The draft has now been presented to the full session of the CA for deliberation. With additional inputs, the 601 members of the CA, or at least the 542 supporting the draft, would take it to the people for their feedback. Out of the remaining 59 members, 35 oppose the draft as they think the document is not 'left' enough; while for 24 others, it is not 'right' enough. For the first lot, which wants an immediate naming and demarcation of future federal units, the draft constitution's provision of leaving this vital work to the Federal Commission is unacceptable, and therefore "regressive". For the second lot, federalism itself is wrong, as it wants the Hindu monarchy back or at least settled through a referendum.
Salvaging the first draft of the constitution from these two hostile extremes, supported by big opinion-makers domestically as well as internationally, is no less an achievement.Sadly, the critics of the draft constitution appear to miss the bigger picture and its positive elements. It goes a step ahead in preserving the gains of the 12-point agreement of 2005, Comprehensive Peace Agreement of 2006 and the Spring Revolution that followed. It institutionalizes the achievement of Madhesh Movement 2007 by guaranteeing federalism; and espouses the principles of inclusion of subsequent Janajati and Dalit uprisings. The four most important achievements of these movements—republican order, secular state, federalism, and inclusion—are guaranteed in the draft constitution. One-third representation of women has been enshrined.
The draft recognizes Nepal's social diversity and calls the country a secular, multi-ethnic, multi-lingual and inclusive republic. The authority to harness this diversity has been vested on state parliaments, which can decide what languages in the state should be recognized, in addition to Nepali, as the languages of government work and primary education.
Improved parliamentary democracy would be Nepal's political system, in which the ceremonial and emergency powers are vested on the president, who is elected by federal and state parliaments. The Prime Minister, elected by the federal parliament, will exercise executive powers. A mixed electoral system—60 percent directly elected and 40 percent elected on the basis of proportional representation—has been adopted for federal as well as state parliaments. This means, out of the 275 members of the federal parliament, 165 will be elected through single constituency first-past-the- post system, and remaining 110 through the List PR.
This method would apply also in election of state parliaments, which will have maximum 45 members. The Upper House of the federal parliament will also have 45 members, five each from eight state assemblies, and remaining five nominated by the President.

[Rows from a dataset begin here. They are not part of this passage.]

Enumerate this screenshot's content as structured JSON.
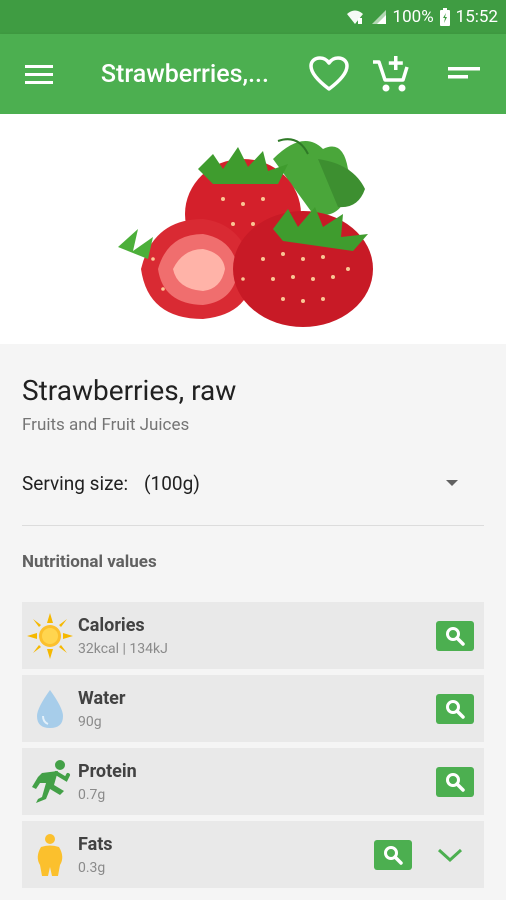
{
  "status_bar": {
    "battery": "100%",
    "time": "15:52"
  },
  "toolbar": {
    "title": "Strawberries,..."
  },
  "food": {
    "name": "Strawberries, raw",
    "category": "Fruits and Fruit Juices"
  },
  "serving": {
    "label": "Serving size:",
    "value": "(100g)"
  },
  "section_title": "Nutritional values",
  "nutrients": [
    {
      "name": "Calories",
      "value": "32kcal | 134kJ"
    },
    {
      "name": "Water",
      "value": "90g"
    },
    {
      "name": "Protein",
      "value": "0.7g"
    },
    {
      "name": "Fats",
      "value": "0.3g"
    }
  ],
  "colors": {
    "primary": "#4caf50",
    "primary_dark": "#3f9c42",
    "row_bg": "#e9e9e9"
  }
}
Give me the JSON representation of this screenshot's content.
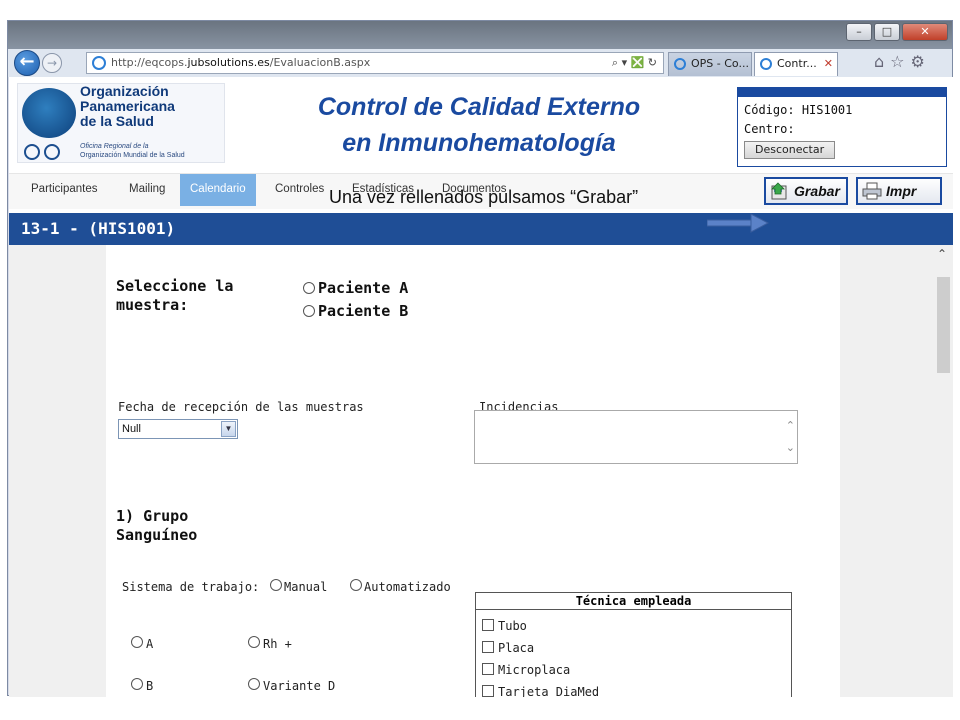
{
  "browser": {
    "url_prefix": "http://eqcops.",
    "url_domain": "jubsolutions.es",
    "url_path": "/EvaluacionB.aspx",
    "url_tools": "⌕ ▾ ❎ ↻",
    "tabs": [
      {
        "label": "OPS - Co..."
      },
      {
        "label": "Contr...",
        "close": "✕"
      }
    ],
    "right_icons": "⌂☆⚙",
    "window_controls": {
      "minimize": "–",
      "maximize": "□",
      "close": "✕"
    }
  },
  "logo": {
    "name_line1": "Organización",
    "name_line2": "Panamericana",
    "name_line3": "de la Salud",
    "sub_line1": "Oficina Regional de la",
    "sub_line2": "Organización Mundial de la Salud"
  },
  "header": {
    "title_line1": "Control de Calidad Externo",
    "title_line2": "en Inmunohematología"
  },
  "userbox": {
    "code_label": "Código:",
    "code_value": "HIS1001",
    "center_label": "Centro:",
    "disconnect": "Desconectar"
  },
  "menu": {
    "items": [
      "Participantes",
      "Mailing",
      "Calendario",
      "Controles",
      "Estadísticas",
      "Documentos"
    ],
    "active": "Calendario"
  },
  "actions": {
    "save": "Grabar",
    "print": "Impr"
  },
  "annotation": "Una vez rellenados pulsamos “Grabar”",
  "section_title": "13-1 - (HIS1001)",
  "form": {
    "sample_label_line1": "Seleccione la",
    "sample_label_line2": "muestra:",
    "patients": [
      "Paciente A",
      "Paciente B"
    ],
    "date_label": "Fecha de recepción de las muestras",
    "date_value": "Null",
    "incidents_label": "Incidencias",
    "group_title_line1": "1) Grupo",
    "group_title_line2": "Sanguíneo",
    "system_label": "Sistema de trabajo:",
    "system_options": [
      "Manual",
      "Automatizado"
    ],
    "group_options_col1": [
      "A",
      "B"
    ],
    "group_options_col2": [
      "Rh +",
      "Variante D"
    ],
    "technique_title": "Técnica empleada",
    "techniques": [
      "Tubo",
      "Placa",
      "Microplaca",
      "Tarjeta DiaMed"
    ]
  },
  "colors": {
    "brand_blue": "#1f4e96",
    "title_blue": "#1a4aa0",
    "menu_active": "#7ab0e4"
  }
}
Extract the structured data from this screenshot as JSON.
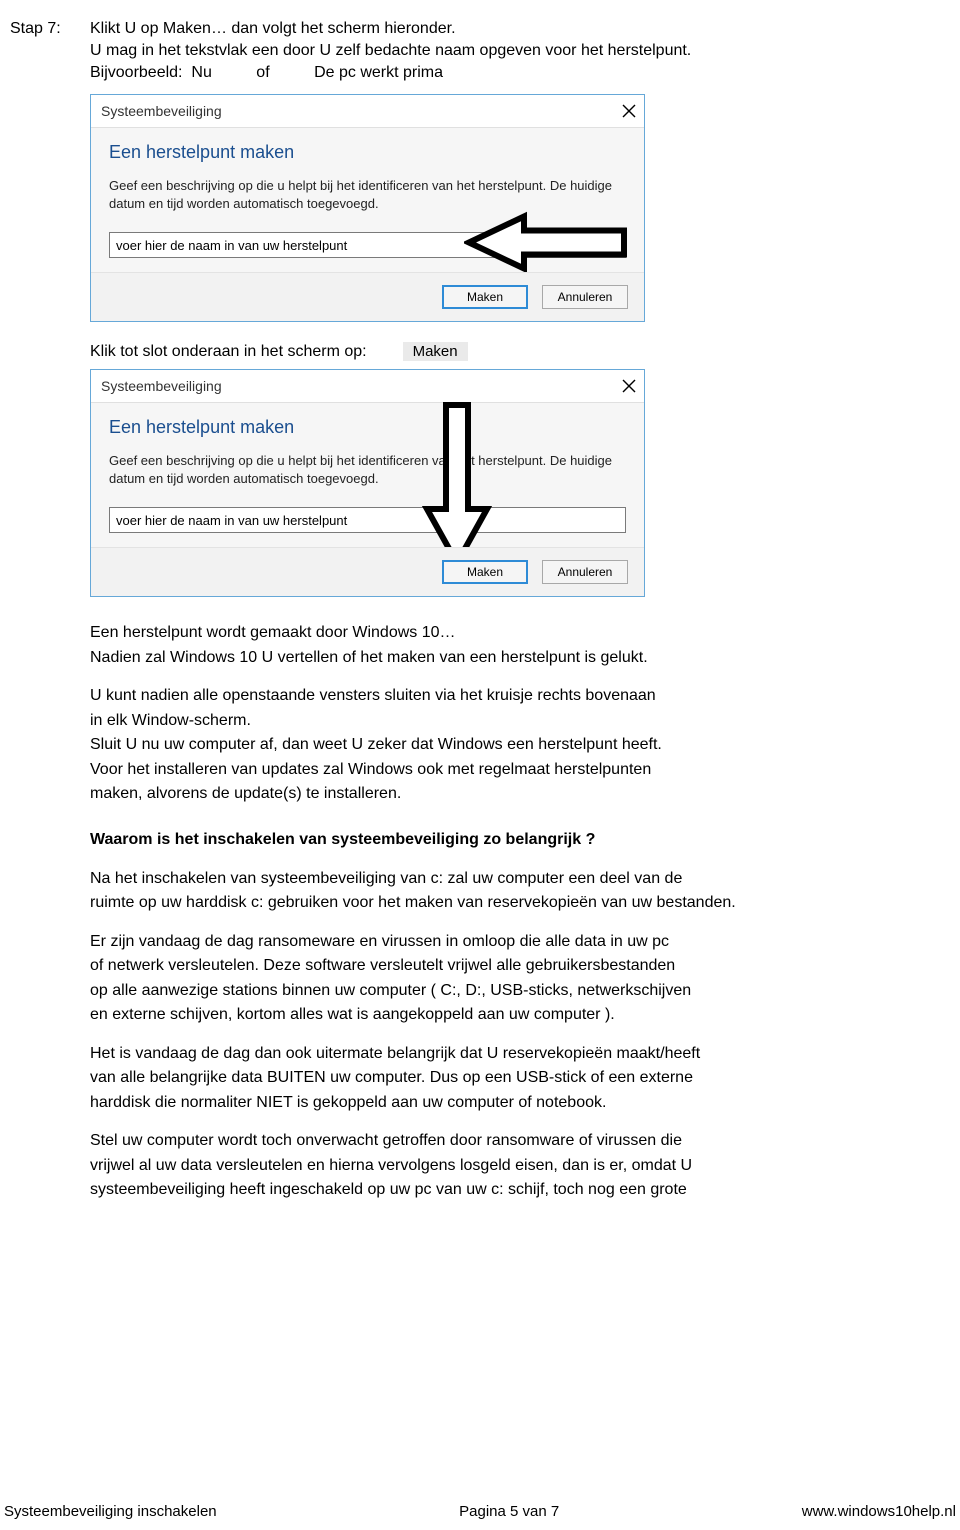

The glass is obviously more than half-full.
The discord over the draft constitution is an extension of the past disagreements over the process as well as the substance of federalism and citizenship. In fact, disputing the process is a tactic deployed indiscriminately by all parties in the past to increase their leverage.
Let's take citizenship. The draft constitution proposes two ways to obtain Nepali citizenship: by descent and by naturalization, both already practiced in Nepal. The provision of citizenship by descent has been kept intact. Eligible citizens, i.e. at the age of sixteen years, can get citizenship by descent if both their parents are Nepali citizens, no matter by descent or by naturalization. The objection to this provision comes from civil rights groups who argue that this deprives women, who have children from foreign fathers, from passing citizenship by descent to their children. This criticism is invalid because a foreign man can get naturalized citizenship on the basis of marriage, and since the mother has a citizenship by descent, the children also get citizenship by descent if they have lived in Nepal. Broadened naturalization bracket has responded to the concerns of statelessness.
The draft, however, needs to be rectified to address the citizenship concerns of children of unidentified parents or single mothers. Also, the period of wait for a foreign man who has married a Nepali woman and intends to live here should be revised down to an acceptable level from the currently painful 15 years.
Then comes federalism, which definitely has more political weight. Here also, contrary to the clamor of disgruntled groups that attempts are underway to put off federalism forever, the draft ensures eight provinces in federal Nepal. In fact, the draft constitution takes the complex debate of federalism a step closer to solution by confirming the structure of state parliaments, as well as their rights and authorities. Boundaries of the states will be resolved by a Federal Commission in six months after it is set up, while the elected state assemblies will decide the names by two-thirds majority. In our highly divided political landscape, this is a pragmatic solution to ensure federalism.
Those criticizing this arrangement invoke Article 138 of the Interim Constitution, which mandates the CA to decide the name, number and boundaries of the provinces. The Supreme Court's recent single-bench stay order against the political parties—not against the CA as some tend to interpret—was based on the same provision of the Interim Constitution. Before this, there are at least two counts of precedents from full benches which order the CA not to stop constitution making process even 'for a single moment'.
The opposition to constitution making, either by stoking fears of 'delayed' federalism or by exaggerating citizenship worries, evinces a desire for procrastination. This is not acceptable. Dictating terms to the 90 percent CA majority equates to the classic case of the tail trying to wag the dog. But the four parties must also leave no stone unturned to regain the confidence of the dissenting groups. Timely amendments in the draft constitution would go a long way towards assuaging their concerns.